De fausses promesses

Dans un monde où chacun se veut influenceur, l'imposture n'est jamais loin. Il se révèle extrêmement simple d'acheter des abonnés, des likes ou encore des commentaires positifs : l'influence et l'engagement d'un compte peuvent être créés en quelques clics. Une véritable économie souterraine serait à l'oeuvre, constituée de robots qui se suivent les uns les autres et forment de fausses communautés, provoquant d'importants dégâts financiers. Les pertes des marques à cause de la fausse influence sont évaluées à 175 millions d'euros par an, croit savoir la start-up marketing new-yorkaise Captiv8.

Cette prise de conscience a poussé la plateforme sociale Instagram - qui concentre 67 % des demandes de partenariats en 2018, selon l'étude Reech - à prendre des mesures fortes en novembre 2018. Les comptes ayant utilisé des services tiers pour augmenter leur visibilité voient tous les faux commentaires et les faux likes effacés. Un algorithme de modération est aussi capable d'identifier les faux comptes : "Les comptes identifiés recevront un message pour les informer que l'activité inauthentique a été supprimée. On conseillera aussi aux propriétaires de comptes de modifier leur mot de passe, explique Mélanie Agazzone, Head of Communications, France and Southern Europe Instagram. Outre la fonctionnalité 'À propos de ce compte' , le badge vérifié bleu est un très bon moyen de savoir qu'un compte est authentique. Instagram a développé une fonctionnalité qui permet aux comptes aux audiences larges répondant aux critères de faire une demande de vérification par le biais d'un formulaire dans l'application d'Instagram", souligne-t-elle. Si le réseau social a déjà lutté contre les faux comptes, c'est la première fois qu'il s'intéresse aux fausses interactions. Un renforcement de la lutte contre les faux influenceurs, qui fait écho au rapport publié par sa maison mère Facebook en novembre 2018, annonçant la suppression d'1,5 milliard de faux comptes d'avril à septembre 2018, soit 3 à 4 % des utilisateurs mensuels actifs du réseau social.

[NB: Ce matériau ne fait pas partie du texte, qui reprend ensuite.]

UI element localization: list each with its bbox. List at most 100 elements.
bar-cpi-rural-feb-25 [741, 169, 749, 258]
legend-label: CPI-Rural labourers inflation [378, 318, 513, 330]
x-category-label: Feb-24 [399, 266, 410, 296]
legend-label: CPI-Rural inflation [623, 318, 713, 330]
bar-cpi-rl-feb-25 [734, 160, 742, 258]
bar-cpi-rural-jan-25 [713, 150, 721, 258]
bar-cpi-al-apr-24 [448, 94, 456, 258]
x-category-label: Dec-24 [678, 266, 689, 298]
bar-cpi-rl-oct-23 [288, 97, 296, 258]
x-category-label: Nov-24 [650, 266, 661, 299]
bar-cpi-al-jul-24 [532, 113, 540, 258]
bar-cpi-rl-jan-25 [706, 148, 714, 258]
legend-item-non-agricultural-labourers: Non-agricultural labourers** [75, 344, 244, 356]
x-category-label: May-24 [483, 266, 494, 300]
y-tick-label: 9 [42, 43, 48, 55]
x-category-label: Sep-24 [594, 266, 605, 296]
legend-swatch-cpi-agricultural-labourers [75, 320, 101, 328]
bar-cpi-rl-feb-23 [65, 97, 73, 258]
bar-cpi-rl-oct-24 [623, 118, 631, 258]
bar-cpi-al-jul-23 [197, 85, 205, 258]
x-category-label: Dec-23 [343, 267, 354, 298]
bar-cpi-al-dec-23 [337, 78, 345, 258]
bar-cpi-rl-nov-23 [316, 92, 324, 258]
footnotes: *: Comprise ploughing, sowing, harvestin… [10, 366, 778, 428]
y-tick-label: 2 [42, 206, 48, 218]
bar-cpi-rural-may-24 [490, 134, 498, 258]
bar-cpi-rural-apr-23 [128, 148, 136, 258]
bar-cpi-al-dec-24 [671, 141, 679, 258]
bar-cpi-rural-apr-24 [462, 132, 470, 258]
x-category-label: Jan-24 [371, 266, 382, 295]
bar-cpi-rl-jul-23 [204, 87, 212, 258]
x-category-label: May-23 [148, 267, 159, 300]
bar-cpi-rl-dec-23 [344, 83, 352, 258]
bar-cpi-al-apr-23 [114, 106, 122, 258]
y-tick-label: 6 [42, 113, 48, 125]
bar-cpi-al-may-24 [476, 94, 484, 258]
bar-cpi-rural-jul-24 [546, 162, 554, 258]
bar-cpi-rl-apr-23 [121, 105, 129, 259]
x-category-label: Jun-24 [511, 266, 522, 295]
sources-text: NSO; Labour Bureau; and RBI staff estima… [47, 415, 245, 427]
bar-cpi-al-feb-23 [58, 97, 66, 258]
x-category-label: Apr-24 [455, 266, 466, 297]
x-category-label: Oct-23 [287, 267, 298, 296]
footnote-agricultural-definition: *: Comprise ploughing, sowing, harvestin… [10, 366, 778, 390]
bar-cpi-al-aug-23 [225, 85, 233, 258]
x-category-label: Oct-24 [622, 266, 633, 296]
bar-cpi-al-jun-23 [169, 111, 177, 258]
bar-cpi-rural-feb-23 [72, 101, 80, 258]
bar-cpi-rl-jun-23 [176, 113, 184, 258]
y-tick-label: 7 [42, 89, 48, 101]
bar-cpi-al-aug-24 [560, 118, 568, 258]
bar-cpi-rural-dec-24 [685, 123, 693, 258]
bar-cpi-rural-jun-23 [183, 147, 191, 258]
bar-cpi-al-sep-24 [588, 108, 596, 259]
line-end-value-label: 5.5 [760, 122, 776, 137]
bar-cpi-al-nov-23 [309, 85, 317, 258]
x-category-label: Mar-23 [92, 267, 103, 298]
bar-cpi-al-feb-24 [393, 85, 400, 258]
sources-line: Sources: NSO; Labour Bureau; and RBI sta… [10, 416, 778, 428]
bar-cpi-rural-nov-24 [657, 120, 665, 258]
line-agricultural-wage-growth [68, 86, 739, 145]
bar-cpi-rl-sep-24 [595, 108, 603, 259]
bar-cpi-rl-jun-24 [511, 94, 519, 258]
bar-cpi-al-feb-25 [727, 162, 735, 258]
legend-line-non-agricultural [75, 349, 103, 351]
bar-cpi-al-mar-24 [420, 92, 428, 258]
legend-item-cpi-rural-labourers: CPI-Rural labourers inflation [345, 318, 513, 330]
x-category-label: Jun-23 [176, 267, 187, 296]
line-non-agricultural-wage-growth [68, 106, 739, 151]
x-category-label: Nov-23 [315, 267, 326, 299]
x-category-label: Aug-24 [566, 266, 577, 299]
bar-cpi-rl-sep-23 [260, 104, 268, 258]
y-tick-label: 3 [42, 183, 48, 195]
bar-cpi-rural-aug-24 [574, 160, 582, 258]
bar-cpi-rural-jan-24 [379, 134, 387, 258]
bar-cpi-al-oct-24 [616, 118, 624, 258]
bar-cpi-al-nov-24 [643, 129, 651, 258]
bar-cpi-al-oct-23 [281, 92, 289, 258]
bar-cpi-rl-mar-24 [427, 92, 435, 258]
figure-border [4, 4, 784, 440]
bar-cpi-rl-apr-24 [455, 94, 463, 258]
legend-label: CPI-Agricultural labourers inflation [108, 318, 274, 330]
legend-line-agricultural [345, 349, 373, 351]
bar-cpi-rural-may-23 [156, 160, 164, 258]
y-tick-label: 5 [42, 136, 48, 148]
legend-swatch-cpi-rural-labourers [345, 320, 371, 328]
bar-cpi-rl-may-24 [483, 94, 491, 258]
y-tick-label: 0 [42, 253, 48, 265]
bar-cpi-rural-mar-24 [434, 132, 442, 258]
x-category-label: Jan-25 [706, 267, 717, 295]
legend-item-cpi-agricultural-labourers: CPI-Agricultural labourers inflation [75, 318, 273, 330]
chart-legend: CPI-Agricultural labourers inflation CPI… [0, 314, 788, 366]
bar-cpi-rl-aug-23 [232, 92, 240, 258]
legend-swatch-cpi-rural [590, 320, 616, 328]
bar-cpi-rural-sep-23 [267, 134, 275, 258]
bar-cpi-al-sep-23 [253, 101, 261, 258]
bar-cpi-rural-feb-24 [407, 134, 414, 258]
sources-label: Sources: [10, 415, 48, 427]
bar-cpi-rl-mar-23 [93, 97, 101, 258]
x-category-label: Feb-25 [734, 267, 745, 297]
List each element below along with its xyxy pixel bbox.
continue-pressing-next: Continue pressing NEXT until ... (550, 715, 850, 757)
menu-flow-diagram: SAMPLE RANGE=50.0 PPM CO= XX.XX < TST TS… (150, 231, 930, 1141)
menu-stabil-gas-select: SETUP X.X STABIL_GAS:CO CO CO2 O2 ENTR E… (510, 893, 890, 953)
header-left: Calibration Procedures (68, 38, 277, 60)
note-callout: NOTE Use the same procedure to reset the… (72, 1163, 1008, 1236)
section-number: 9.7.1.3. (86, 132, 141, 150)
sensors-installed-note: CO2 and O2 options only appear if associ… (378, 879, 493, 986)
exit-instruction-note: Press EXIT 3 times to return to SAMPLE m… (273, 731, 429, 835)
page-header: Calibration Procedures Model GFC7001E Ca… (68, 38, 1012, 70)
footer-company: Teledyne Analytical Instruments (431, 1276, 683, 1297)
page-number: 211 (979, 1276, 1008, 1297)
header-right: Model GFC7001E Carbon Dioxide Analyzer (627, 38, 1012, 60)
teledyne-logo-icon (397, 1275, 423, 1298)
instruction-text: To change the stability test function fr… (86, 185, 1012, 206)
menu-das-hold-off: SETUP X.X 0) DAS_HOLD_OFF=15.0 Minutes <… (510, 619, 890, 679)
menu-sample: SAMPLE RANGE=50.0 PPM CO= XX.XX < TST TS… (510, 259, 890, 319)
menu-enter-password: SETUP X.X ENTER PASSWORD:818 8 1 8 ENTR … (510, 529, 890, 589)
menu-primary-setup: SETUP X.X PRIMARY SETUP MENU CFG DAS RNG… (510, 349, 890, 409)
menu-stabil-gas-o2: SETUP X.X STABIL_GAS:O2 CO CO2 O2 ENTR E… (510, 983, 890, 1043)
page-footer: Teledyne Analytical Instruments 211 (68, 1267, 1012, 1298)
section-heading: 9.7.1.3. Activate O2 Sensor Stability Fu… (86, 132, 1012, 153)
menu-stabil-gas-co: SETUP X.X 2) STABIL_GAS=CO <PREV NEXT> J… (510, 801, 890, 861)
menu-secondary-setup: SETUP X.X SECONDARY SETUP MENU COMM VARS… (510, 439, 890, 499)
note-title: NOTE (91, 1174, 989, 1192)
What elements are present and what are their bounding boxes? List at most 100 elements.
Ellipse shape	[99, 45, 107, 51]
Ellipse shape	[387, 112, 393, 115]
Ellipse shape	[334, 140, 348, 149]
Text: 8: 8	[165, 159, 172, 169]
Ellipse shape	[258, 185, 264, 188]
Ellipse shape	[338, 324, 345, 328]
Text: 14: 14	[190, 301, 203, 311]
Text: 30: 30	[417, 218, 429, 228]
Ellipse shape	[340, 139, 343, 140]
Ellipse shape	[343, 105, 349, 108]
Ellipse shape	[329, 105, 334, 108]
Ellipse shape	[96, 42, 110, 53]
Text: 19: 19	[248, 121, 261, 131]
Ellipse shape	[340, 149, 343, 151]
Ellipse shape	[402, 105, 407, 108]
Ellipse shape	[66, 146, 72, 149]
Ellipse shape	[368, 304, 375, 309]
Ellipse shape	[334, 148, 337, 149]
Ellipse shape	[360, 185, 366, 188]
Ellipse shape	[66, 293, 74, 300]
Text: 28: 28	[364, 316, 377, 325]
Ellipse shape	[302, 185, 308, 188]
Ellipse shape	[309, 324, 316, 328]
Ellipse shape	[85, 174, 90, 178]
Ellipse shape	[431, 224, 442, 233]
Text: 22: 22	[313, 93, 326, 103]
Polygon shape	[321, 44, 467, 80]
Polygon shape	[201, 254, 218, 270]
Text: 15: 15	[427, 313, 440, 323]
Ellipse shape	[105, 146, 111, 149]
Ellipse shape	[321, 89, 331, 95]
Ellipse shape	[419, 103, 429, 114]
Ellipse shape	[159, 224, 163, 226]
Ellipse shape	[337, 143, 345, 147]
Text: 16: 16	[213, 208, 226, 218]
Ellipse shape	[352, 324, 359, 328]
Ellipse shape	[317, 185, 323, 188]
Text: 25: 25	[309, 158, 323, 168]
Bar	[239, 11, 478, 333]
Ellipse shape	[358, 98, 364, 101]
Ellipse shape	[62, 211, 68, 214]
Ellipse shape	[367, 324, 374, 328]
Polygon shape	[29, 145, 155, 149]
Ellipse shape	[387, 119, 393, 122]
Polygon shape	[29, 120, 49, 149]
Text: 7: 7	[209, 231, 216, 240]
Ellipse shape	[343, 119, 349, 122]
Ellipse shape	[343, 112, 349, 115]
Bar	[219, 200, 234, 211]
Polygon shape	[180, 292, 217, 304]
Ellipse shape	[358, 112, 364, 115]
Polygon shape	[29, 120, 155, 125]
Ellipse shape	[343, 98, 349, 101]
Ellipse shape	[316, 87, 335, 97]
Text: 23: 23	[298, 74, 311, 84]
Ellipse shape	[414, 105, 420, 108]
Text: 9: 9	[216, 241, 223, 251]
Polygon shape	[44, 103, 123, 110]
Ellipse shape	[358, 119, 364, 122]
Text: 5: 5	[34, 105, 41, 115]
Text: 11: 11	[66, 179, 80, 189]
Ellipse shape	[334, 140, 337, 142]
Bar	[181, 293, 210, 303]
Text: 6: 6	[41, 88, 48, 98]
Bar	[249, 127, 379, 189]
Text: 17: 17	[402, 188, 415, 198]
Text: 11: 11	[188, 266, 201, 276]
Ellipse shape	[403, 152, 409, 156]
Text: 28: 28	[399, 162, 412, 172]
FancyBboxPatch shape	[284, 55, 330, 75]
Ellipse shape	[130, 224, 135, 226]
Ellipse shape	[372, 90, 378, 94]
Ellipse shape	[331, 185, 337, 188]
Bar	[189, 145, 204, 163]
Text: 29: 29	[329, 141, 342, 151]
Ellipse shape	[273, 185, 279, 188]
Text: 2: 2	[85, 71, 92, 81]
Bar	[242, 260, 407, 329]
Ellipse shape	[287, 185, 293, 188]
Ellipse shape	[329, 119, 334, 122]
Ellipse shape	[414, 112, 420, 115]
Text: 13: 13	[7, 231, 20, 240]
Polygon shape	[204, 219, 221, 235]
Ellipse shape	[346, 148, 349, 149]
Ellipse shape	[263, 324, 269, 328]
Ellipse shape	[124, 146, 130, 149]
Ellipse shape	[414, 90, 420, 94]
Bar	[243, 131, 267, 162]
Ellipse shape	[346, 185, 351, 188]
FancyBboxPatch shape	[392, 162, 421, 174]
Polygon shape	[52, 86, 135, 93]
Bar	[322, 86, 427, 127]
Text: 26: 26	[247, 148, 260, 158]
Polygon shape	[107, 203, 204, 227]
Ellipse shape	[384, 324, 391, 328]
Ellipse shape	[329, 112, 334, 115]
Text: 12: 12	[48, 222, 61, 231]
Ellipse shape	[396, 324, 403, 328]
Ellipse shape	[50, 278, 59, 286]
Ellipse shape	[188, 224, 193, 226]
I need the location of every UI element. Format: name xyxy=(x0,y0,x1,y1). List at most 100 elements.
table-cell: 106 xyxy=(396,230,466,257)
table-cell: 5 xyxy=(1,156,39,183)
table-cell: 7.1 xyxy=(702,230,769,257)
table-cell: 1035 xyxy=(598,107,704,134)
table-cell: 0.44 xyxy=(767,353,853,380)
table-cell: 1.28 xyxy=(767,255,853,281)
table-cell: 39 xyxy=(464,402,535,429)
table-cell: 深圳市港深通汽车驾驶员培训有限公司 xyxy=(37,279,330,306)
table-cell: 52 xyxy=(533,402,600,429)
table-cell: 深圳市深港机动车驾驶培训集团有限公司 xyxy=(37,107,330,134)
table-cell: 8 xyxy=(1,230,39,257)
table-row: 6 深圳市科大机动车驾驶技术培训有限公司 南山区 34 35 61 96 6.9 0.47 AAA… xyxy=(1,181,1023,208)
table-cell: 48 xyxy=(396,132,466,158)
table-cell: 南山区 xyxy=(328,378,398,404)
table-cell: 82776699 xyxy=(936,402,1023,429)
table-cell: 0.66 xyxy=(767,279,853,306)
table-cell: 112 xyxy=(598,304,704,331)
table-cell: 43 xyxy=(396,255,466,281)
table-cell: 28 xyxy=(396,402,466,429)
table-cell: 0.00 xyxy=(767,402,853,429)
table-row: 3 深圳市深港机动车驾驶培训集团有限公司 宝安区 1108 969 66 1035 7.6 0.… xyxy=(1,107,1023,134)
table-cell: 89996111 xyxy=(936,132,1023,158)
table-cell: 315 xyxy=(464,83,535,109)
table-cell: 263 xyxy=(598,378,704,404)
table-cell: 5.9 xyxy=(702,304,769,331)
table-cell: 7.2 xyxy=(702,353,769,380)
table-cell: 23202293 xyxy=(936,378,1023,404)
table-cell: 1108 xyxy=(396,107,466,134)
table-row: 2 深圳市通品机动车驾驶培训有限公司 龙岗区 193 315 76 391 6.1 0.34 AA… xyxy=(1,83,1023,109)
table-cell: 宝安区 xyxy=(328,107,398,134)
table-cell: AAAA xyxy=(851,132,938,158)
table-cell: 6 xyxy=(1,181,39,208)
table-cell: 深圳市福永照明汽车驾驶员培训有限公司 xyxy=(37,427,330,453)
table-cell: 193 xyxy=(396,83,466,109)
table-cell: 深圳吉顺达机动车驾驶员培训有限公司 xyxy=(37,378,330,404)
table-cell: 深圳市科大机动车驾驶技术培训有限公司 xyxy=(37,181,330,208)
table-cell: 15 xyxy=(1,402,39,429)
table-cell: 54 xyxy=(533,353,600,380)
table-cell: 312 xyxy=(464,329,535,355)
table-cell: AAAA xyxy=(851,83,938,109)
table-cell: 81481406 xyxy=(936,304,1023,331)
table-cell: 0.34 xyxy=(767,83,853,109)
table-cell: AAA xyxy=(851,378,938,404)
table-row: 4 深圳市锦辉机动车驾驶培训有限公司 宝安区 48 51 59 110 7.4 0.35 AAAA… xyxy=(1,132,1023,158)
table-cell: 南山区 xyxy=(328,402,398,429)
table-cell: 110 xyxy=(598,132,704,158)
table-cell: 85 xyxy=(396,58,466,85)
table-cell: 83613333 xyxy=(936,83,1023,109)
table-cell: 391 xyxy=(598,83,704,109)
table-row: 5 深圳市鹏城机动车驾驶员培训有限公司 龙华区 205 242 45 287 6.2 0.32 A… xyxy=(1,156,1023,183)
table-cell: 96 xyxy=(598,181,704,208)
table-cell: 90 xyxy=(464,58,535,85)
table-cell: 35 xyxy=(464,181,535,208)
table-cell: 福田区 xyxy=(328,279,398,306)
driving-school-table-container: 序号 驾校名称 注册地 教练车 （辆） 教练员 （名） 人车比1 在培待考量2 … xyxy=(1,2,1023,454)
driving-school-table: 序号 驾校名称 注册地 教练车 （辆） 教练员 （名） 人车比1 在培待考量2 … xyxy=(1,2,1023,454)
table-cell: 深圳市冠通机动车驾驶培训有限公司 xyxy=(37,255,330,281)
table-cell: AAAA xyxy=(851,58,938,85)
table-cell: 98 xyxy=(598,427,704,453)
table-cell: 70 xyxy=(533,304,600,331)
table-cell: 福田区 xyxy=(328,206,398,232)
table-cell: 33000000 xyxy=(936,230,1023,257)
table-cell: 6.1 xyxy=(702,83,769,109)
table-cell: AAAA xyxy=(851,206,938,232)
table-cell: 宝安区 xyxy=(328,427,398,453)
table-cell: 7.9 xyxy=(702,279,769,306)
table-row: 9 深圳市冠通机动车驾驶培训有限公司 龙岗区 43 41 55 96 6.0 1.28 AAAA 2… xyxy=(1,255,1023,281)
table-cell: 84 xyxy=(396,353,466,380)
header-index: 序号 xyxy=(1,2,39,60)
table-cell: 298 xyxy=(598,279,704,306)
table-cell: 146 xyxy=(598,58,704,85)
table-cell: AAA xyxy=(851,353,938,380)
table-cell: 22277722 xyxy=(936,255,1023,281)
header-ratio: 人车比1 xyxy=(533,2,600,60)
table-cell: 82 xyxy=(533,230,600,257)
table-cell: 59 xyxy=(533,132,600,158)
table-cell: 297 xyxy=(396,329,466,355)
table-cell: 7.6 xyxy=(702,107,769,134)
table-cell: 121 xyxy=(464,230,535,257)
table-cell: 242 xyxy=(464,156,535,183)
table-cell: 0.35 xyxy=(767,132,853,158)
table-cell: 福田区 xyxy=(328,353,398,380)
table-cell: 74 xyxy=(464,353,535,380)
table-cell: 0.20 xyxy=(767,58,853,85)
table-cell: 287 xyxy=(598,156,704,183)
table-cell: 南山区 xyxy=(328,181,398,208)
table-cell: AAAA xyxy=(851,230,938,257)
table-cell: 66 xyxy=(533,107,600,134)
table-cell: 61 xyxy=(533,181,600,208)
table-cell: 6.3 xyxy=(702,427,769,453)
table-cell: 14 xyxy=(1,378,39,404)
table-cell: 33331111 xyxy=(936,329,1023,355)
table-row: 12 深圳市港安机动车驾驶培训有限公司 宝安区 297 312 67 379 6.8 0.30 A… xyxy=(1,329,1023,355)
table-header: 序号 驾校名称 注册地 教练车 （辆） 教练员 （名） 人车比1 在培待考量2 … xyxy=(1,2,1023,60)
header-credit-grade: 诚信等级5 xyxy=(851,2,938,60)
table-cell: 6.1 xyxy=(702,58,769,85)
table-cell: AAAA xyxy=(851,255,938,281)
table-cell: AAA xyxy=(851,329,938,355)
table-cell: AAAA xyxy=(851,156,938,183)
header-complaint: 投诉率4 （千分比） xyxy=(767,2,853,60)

Des outils pour s'assurer du ROI

Face aux polémiques sur l'intégrité d'un influenceur, accentuant le doute des consommateurs, mais aussi des marques, les outils (Hype Auditor, Social Blade ... ) se sont multipliés pour passer au crible l'audience sociale et lutter contre ce fléau ambiant : "Nous proposons un dispositif de notation sur 100 pour évaluer la qualité de l'audience des influenceurs, la portée de leurs posts et l'engagement de leur communauté. Nous sommes capables de dégager une hiérarchie entre les méga-influenceurs (plus d'un million d'abonnés), des macro-influenceurs (500k-1M abonnés) jusqu'aux micro-influenceurs (5k-15k abonnés), et donc de vite juger des comptes automatisés", détaille Stéphane Bouillet, fondateur d'Influence4You/Influence4Brands. L'agence française s'est associée à Hype Auditor, indice permettant d'analyser les comptes des influenceurs et d'identifier les faux comptes : "L'objectif est de transmettre des informations claires et transparentes aux marques qui veulent investir dans des campagnes de marketing d'influence", poursuit Stéphane Bouillet. De nouvelles technologies sont adoptées pour faire face à ces dérives des faux influenceurs, difficiles à neutraliser de visu : le big data, l'IA ou encore le machine learning. "En France, l'influence représente seulement 1 % des dépenses des marques en communication, mais elle ne cesse de croître. Nous avons des clients qui dépensent aujourd'hui deux fois plus en influence qu'en AdWords", souffle Quentin Bordage, fondateur et CEO de Kolsquare.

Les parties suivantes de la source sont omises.